Elle le regarda avec colère. « Tu n’étais pas là.

— Bien entendu. Mais je pense que c’est ce qu’ils exigent de nous. » Il ajouta doucement : « Logique. »

Elle se sentit offensée et vaguement menacée.

« C’est la partie d’eux-mêmes qu’ils ont cachée, dit-il. La partie d’eux-mêmes qu’ils n’ont pas voulu donner aux machines. Une profusion de connaissances véritables. Le temps et l’histoire. Mais seulement d’esprit à esprit, tu comprends ? Entre esprits entiers.

— Je ne la voulais pas tant que ça.

— Peut-être en avais-tu besoin », dit-il doucement.

Elle se leva. Elle commençait à avoir mal à la tête. Il était venu lui embrouiller les idées, ce qui ne lui plaisait pas. « Fais-le, lança-t-elle avec mauvaise humeur. Fais-le, toi. »

Il répondit d’une voix faible. « Cela m’effraie. » Une confession. « Pénible. Après tout ce temps. La gnose. La chose véritable. Mais elle me fait peur. » Il eut un sourire creux. « Il n’y a pas que cela. Je pense qu’il faut une espèce d’innocence. Dont je ne dispose pas.

— Tu crois que moi, oui ? Tu crois que moi, je l’ai ? » Sans savoir pourquoi, elle criait. Les mots jaillissaient de sa bouche, sans source. « Je ne suis pas innocente ! » Elle paniquait. Il lui fallait une pilule. La tranquillité. La paix. Son corps la réclamait. « Je ne suis pas quelqu’un de bon. »

Elle se précipita vers la porte.

Byron les avait écoutés de l’autre pièce.

Wexler se leva lorsque le chimiste en ressortit. « Je suis désolé, dit-il aussitôt. Je pensais…

— Elle est comme ça, l’interrompit Byron.

— Je voulais l’aider.

— Je comprends.

— Eh bien… Je ferais mieux de partir.

— Tu le pensais vraiment ? Ce que tu lui as dit ? »

Wexler hocha la tête.

« Nous ne pouvons pas l’aider.

— Il semble que non.

— Mais Ray pourrait ? »

Le vieillard haussa les épaules. « Peut-être. »

Wexler laissa Byron lui dérouler un matelas dans le coin de la cabane. Il était trop tard pour rentrer chez Cat et sa respiration l’inquiétait. Aussi accepta-t-il la proposition. Trois personnes dans cette cabane de deux pièces.

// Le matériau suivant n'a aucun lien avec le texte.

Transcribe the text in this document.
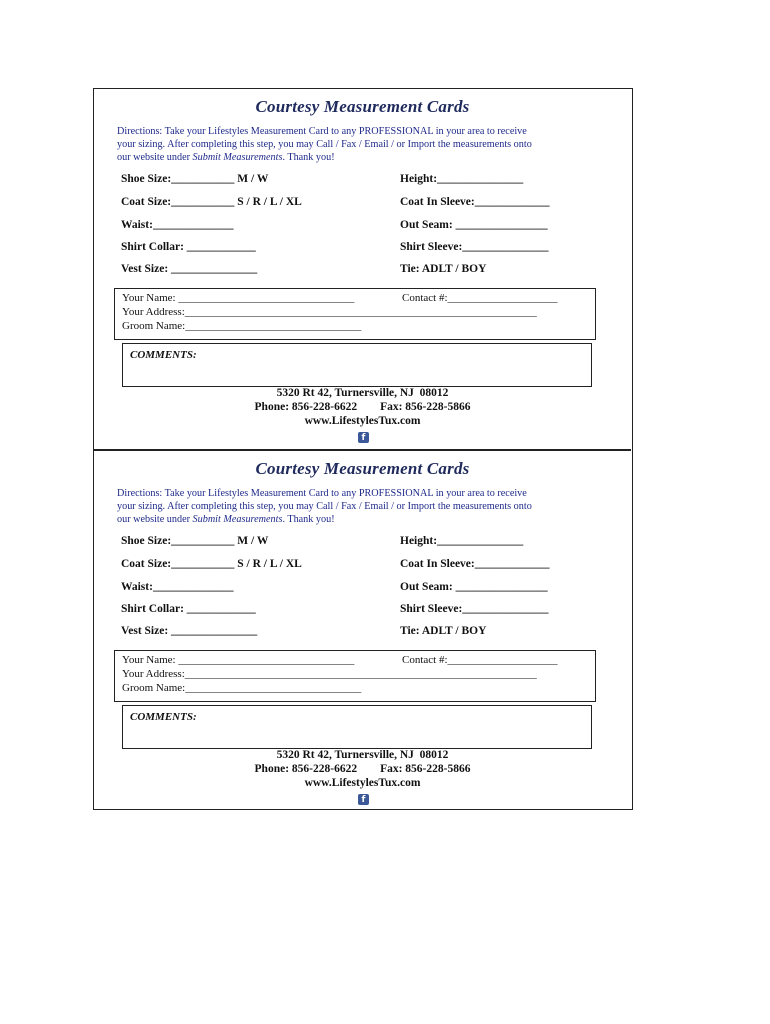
Courtesy Measurement Cards
Directions: Take your Lifestyles Measurement Card to any PROFESSIONAL in your area to receive
your sizing. After completing this step, you may Call / Fax / Email / or Import the measurements onto
our website under Submit Measurements. Thank you!
Shoe Size:___________ M / W
Coat Size:___________ S / R / L / XL
Waist:______________
Shirt Collar: ____________
Vest Size: _______________
Height:_______________
Coat In Sleeve:_____________
Out Seam: ________________
Shirt Sleeve:_______________
Tie: ADLT / BOY
Your Name: ________________________________	Contact #:____________________
Your Address:________________________________________________________________
Groom Name:________________________________
COMMENTS:
5320 Rt 42, Turnersville, NJ  08012
Phone: 856-228-6622        Fax: 856-228-5866
www.LifestylesTux.com
f
Courtesy Measurement Cards
Directions: Take your Lifestyles Measurement Card to any PROFESSIONAL in your area to receive
your sizing. After completing this step, you may Call / Fax / Email / or Import the measurements onto
our website under Submit Measurements. Thank you!
Shoe Size:___________ M / W
Coat Size:___________ S / R / L / XL
Waist:______________
Shirt Collar: ____________
Vest Size: _______________
Height:_______________
Coat In Sleeve:_____________
Out Seam: ________________
Shirt Sleeve:_______________
Tie: ADLT / BOY
Your Name: ________________________________	Contact #:____________________
Your Address:________________________________________________________________
Groom Name:________________________________
COMMENTS:
5320 Rt 42, Turnersville, NJ  08012
Phone: 856-228-6622        Fax: 856-228-5866
www.LifestylesTux.com
f
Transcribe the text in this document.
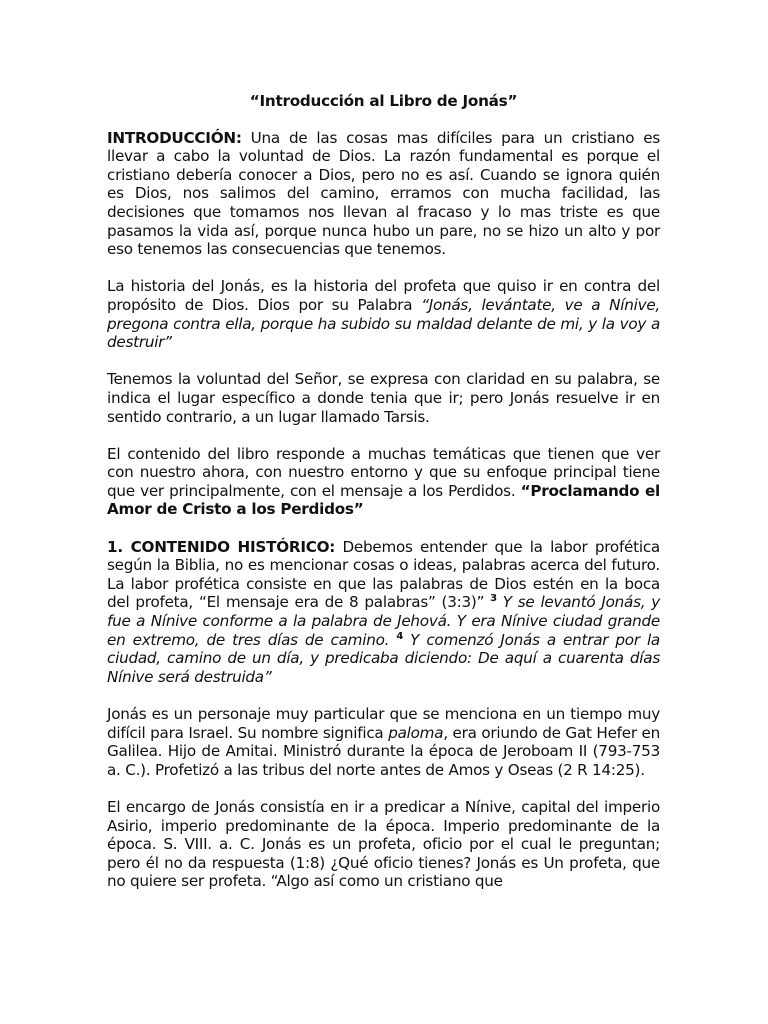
“Introducción al Libro de Jonás”

INTRODUCCIÓN: Una de las cosas mas difíciles para un cristiano es llevar a cabo la voluntad de Dios. La razón fundamental es porque el cristiano debería conocer a Dios, pero no es así. Cuando se ignora quién es Dios, nos salimos del camino, erramos con mucha facilidad, las decisiones que tomamos nos llevan al fracaso y lo mas triste es que pasamos la vida así, porque nunca hubo un pare, no se hizo un alto y por eso tenemos las consecuencias que tenemos.

La historia del Jonás, es la historia del profeta que quiso ir en contra del propósito de Dios. Dios por su Palabra “Jonás, levántate, ve a Nínive, pregona contra ella, porque ha subido su maldad delante de mi, y la voy a destruir”

Tenemos la voluntad del Señor, se expresa con claridad en su palabra, se indica el lugar específico a donde tenia que ir; pero Jonás resuelve ir en sentido contrario, a un lugar llamado Tarsis.

El contenido del libro responde a muchas temáticas que tienen que ver con nuestro ahora, con nuestro entorno y que su enfoque principal tiene que ver principalmente, con el mensaje a los Perdidos. “Proclamando el Amor de Cristo a los Perdidos”

1. CONTENIDO HISTÓRICO: Debemos entender que la labor profética según la Biblia, no es mencionar cosas o ideas, palabras acerca del futuro. La labor profética consiste en que las palabras de Dios estén en la boca del profeta, “El mensaje era de 8 palabras” (3:3)” $^3$ Y se levantó Jonás, y fue a Nínive conforme a la palabra de Jehová. Y era Nínive ciudad grande en extremo, de tres días de camino. $^4$ Y comenzó Jonás a entrar por la ciudad, camino de un día, y predicaba diciendo: De aquí a cuarenta días Nínive será destruida”

Jonás es un personaje muy particular que se menciona en un tiempo muy difícil para Israel. Su nombre significa paloma, era oriundo de Gat Hefer en Galilea. Hijo de Amitai. Ministró durante la época de Jeroboam II (793-753 a. C.). Profetizó a las tribus del norte antes de Amos y Oseas (2 R 14:25).

El encargo de Jonás consistía en ir a predicar a Nínive, capital del imperio Asirio, imperio predominante de la época. Imperio predominante de la época. S. VIII. a. C. Jonás es un profeta, oficio por el cual le preguntan; pero él no da respuesta (1:8) ¿Qué oficio tienes? Jonás es Un profeta, que no quiere ser profeta. “Algo así como un cristiano que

Il ne dormait pas quand Teresa rentra. Elle traversa la pièce obscure avec la grâce aérienne que lui conférait son trip aux enképhalines. Elle retombait à une vitesse terrifiante dans la dépendance dont elle était sortie.

Peut-être avait-il fait preuve d’un peu de légèreté en l’envoyant à Pau Seco. Mais il n’avait vraiment pas prévu tout cela… tout juste soupçonné que si une crise se déclarait, elle se déclarerait à l’intérieur du pays et qu’il vaudrait mieux en tenir Teresa à l’écart, pour sa sécurité. Il avait méticuleusement pris des dispositions, dans lesquelles il avait investi une importante somme d’argent sans douter un seul instant garantir ainsi la sécurité de la jeune femme.

Mais il n’avait pas compté sur sa propre faiblesse.

Aussi lui redevait-il toute l’aide dont il était capable. Aussi était-il venu dans cette cabane.